Fox Sports has a deal to air the first five months of Cup races beginning this season, and it also runs through 2024.

NBC Sports paid $4.4 billion for its rights and the Fox Sports deal is now worth $3.8 billion. This all puts NASCAR at $820 million a year for the length of the 10-year contracts.

The staggering sum has both networks expecting a ratings bang for their bucks, even as flat viewership and sagging attendance have socked the sport. Last year's Daytona 500 averaged 9.3 million viewers in a race delayed more than six hours by rain. The 2013 edition won by Jimmie Johnson averaged 16.7 million viewers, but down from nearly 18 million who watched in 2007 and 2008.

NASCAR Chairman Brian France said his series is still ''one or two'' for American sports viewers every weekend from February to September.

''When you judge it all, we're pretty comfortable that this is not only the most dominant motorsport in North America by a wide margin, but we're competing nicely with the most competitive sports landscape in the world,'' he said.

NBC still has time to tinker before its July debut.

''We think we can bring a lot to the party and really help them regain their momentum and continue to grow the sport,'' Miller said.

Up first, Fox is ready to wave the green flag on the NASCAR season with Sunday's race.

The race marks Fox's 15th Daytona 500 following its debut in the 2001 edition marred by the death of Dale Earnhardt. Mike Joy, the play-by-play announcer, and analysts Darrell Waltrip and Larry McReynolds have called every start, wreck and checkered flag over that span - punctuated, of course, by Waltrip's ''Boogity, boogity, boogity!''

''The main difference is that Fox Sports is an analyst-driven production,'' Joy said. ''You see that in football, baseball, and you see it in NASCAR. That in and of itself was a big culture shift from the way that CBS, ABC and NBC were putting sports on the air, where their anchors were at the top of the telecast and then they would fill in with analysts specific to a given sport.

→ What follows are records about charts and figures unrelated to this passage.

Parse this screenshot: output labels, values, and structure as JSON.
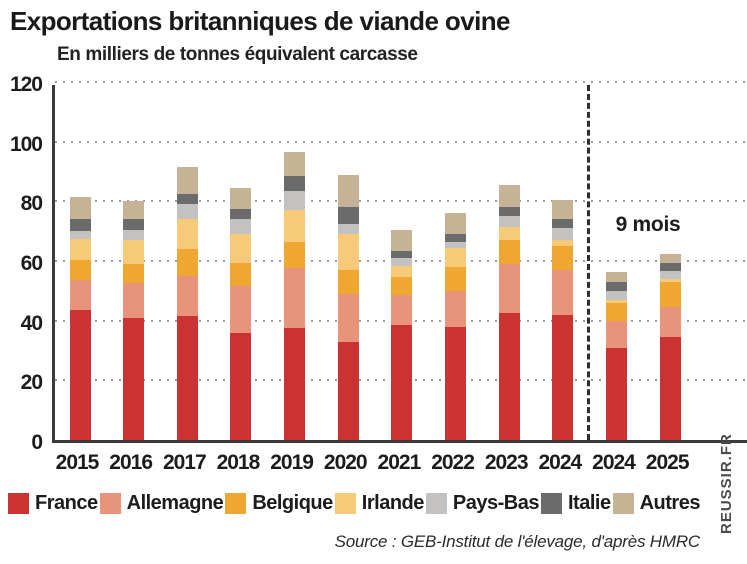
{
  "page": {
    "title": "Exportations britanniques de viande ovine",
    "source": "Source : GEB-Institut de l'élevage, d'après HMRC",
    "watermark": "REUSSIR.FR"
  },
  "chart_data": {
    "type": "bar",
    "stacked": true,
    "title": "Exportations britanniques de viande ovine",
    "subtitle": "En milliers de tonnes équivalent carcasse",
    "ylabel": "milliers de tonnes équivalent carcasse",
    "xlabel": "",
    "categories": [
      "2015",
      "2016",
      "2017",
      "2018",
      "2019",
      "2020",
      "2021",
      "2022",
      "2023",
      "2024",
      "2024",
      "2025"
    ],
    "series": [
      {
        "name": "France",
        "color": "#cb3333",
        "values": [
          43.5,
          41,
          41.5,
          36,
          37.5,
          33,
          38.5,
          38,
          42.5,
          42,
          31,
          34.5
        ]
      },
      {
        "name": "Allemagne",
        "color": "#e8947b",
        "values": [
          10,
          11.5,
          13.5,
          15.5,
          20,
          16,
          10,
          12,
          16.5,
          15,
          9,
          10
        ]
      },
      {
        "name": "Belgique",
        "color": "#f0a731",
        "values": [
          7,
          6.5,
          9,
          8,
          9,
          8,
          6,
          8,
          8,
          8,
          6,
          8.5
        ]
      },
      {
        "name": "Irlande",
        "color": "#f7ca79",
        "values": [
          7,
          8,
          10,
          9.5,
          10.5,
          12,
          4,
          6.5,
          4.5,
          2,
          1,
          1
        ]
      },
      {
        "name": "Pays-Bas",
        "color": "#c3c2c0",
        "values": [
          2.5,
          3.5,
          5,
          5,
          6.5,
          3.5,
          2.5,
          2,
          3.5,
          4,
          3,
          2.5
        ]
      },
      {
        "name": "Italie",
        "color": "#6b6b6b",
        "values": [
          4,
          3.5,
          3.5,
          3.5,
          5,
          5.5,
          2.5,
          2.5,
          3,
          3,
          3,
          3
        ]
      },
      {
        "name": "Autres",
        "color": "#c6b295",
        "values": [
          7.5,
          6,
          9,
          7,
          8,
          11,
          7,
          7,
          7.5,
          6.5,
          3.5,
          3
        ]
      }
    ],
    "totals": [
      81.5,
      80,
      91.5,
      84.5,
      96.5,
      89,
      70.5,
      76,
      85.5,
      80.5,
      56.5,
      62.5
    ],
    "ylim": [
      0,
      120
    ],
    "yticks": [
      0,
      20,
      40,
      60,
      80,
      100,
      120
    ],
    "grid": "dotted-horizontal",
    "legend_position": "bottom",
    "annotation": "9 mois",
    "separator_after_index": 9,
    "separator_style": "vertical-dashed"
  }
}
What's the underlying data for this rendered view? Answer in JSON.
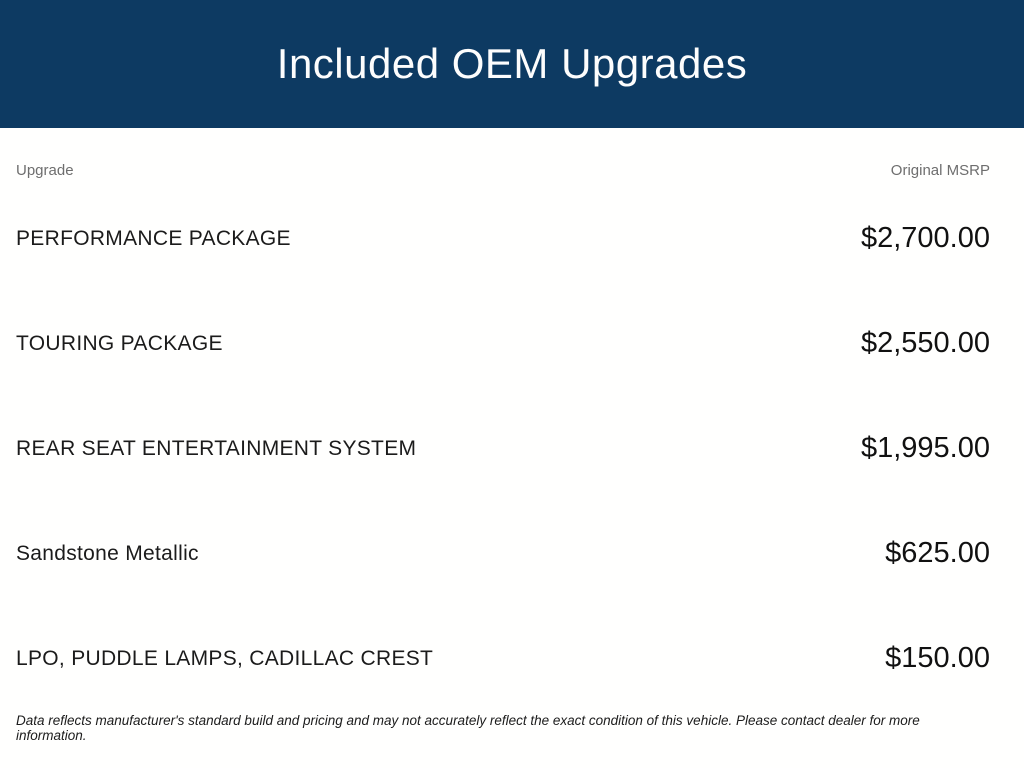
{
  "header": {
    "title": "Included OEM Upgrades",
    "bg_color": "#0d3a62",
    "text_color": "#ffffff"
  },
  "table": {
    "columns": {
      "upgrade": "Upgrade",
      "msrp": "Original MSRP"
    },
    "rows": [
      {
        "upgrade": "PERFORMANCE PACKAGE",
        "msrp": "$2,700.00"
      },
      {
        "upgrade": "TOURING PACKAGE",
        "msrp": "$2,550.00"
      },
      {
        "upgrade": "REAR SEAT ENTERTAINMENT SYSTEM",
        "msrp": "$1,995.00"
      },
      {
        "upgrade": "Sandstone Metallic",
        "msrp": "$625.00"
      },
      {
        "upgrade": "LPO, PUDDLE LAMPS, CADILLAC CREST",
        "msrp": "$150.00"
      }
    ]
  },
  "disclaimer": "Data reflects manufacturer's standard build and pricing and may not accurately reflect the exact condition of this vehicle. Please contact dealer for more information."
}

''This was very different right from the start and I think that's one of the big reasons it works so well.''

Fox will air 10 Sprint Cup races and Fox Sports 1 will air six Cup races until the handoff to NBC for the July 5 race at Daytona. Fox (two races) and Fox Sports 1 (12) also have the first 14 races of NASCAR's second-tier Xfinity Series.

NBC will air just seven races, including the final three of the season, on network television. The other 13 will air on NBCSN, which airs in 85 million homes.

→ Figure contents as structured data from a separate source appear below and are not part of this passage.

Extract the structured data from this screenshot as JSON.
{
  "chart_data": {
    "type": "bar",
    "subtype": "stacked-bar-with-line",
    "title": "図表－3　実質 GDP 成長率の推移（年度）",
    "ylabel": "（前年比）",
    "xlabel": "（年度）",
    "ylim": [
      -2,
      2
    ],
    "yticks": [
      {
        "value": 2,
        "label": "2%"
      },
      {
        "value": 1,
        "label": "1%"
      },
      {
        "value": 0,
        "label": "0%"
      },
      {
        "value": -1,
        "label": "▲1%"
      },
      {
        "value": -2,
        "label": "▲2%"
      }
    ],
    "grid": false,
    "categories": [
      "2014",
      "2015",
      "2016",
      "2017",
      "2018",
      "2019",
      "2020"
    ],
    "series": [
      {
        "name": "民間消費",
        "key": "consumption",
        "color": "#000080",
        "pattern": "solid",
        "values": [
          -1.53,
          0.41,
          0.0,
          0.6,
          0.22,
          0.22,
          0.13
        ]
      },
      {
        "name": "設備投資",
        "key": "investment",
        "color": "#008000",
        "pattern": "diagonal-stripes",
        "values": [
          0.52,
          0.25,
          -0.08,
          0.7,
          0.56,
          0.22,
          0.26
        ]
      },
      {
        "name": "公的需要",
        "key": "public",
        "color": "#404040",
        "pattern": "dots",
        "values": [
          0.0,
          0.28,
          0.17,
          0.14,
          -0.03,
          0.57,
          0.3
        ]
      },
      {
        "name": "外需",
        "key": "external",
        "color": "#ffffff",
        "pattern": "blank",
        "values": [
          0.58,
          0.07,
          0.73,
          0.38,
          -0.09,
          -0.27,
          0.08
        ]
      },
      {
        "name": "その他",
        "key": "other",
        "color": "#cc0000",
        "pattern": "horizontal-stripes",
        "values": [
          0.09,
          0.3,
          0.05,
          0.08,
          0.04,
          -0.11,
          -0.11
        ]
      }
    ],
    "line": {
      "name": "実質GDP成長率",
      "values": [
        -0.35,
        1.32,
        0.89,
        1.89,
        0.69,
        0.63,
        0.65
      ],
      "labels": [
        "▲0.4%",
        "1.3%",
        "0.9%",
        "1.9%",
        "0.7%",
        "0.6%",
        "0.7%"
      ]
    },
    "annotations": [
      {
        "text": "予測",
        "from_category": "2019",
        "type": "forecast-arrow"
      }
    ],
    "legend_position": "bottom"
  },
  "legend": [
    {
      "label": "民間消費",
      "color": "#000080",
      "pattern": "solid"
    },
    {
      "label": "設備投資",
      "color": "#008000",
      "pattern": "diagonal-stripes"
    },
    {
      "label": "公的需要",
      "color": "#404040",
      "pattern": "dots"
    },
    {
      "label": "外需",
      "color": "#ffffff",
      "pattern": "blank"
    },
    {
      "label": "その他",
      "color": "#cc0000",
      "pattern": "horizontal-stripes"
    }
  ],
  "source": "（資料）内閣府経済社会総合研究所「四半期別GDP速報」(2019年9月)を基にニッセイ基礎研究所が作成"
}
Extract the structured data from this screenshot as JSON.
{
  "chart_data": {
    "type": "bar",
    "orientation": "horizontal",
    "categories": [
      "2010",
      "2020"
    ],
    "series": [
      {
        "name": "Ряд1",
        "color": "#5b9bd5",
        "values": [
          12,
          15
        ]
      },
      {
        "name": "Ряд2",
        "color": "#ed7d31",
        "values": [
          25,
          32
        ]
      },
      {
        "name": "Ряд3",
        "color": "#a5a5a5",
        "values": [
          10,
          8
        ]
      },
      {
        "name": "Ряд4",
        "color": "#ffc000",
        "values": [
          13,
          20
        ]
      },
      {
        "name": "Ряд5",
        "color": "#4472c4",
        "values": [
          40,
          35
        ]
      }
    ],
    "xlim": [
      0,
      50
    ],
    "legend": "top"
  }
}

Fox can count on some star power in the Xfinity booth: former Cup champions and active drivers Jeff Gordon, Brad Keselowski and Kevin Harvick will rotate as guest analysts for its telecasts. Gordon, a four-time champion, is adding to his race weekend workload before he ends his full-time Cup schedule after this season.

''Every Saturday, I'm in my bus watching the Xfinity races and I'm drawn to it,'' Gordon said. ''I'm learning from it as well as critiquing it.''

Gordon said his impeding exit from the sport has only ''ramped-up the interest level'' from both Fox and NBC for his services next season.

Maybe Gordon can ask former Hendrick Motorsports colleague Steve Letarte for advice on moving from the track to the booth. Letarte won the Daytona 500 last year calling the shots for Dale Earnhardt Jr. Letarte turned in his crew chief headset for an announcer's earpiece for the NBC team.

He will join lead announcer Rick Allen and analyst Jeff Burton. Letarte left the weekly grind of NASCAR for the relative comfort of the booth for family reasons. The trio will make a dry run this weekend using Fox's feed.

''I'm down here trying to understand the other side of the sport that maybe I don't know,'' Letarte said. ''Heck, we won this race a year ago. I think that relevancy is really going to come through. I don't think I have to put a tremendous effort into that in year one.''

He has a decade to figure it all out.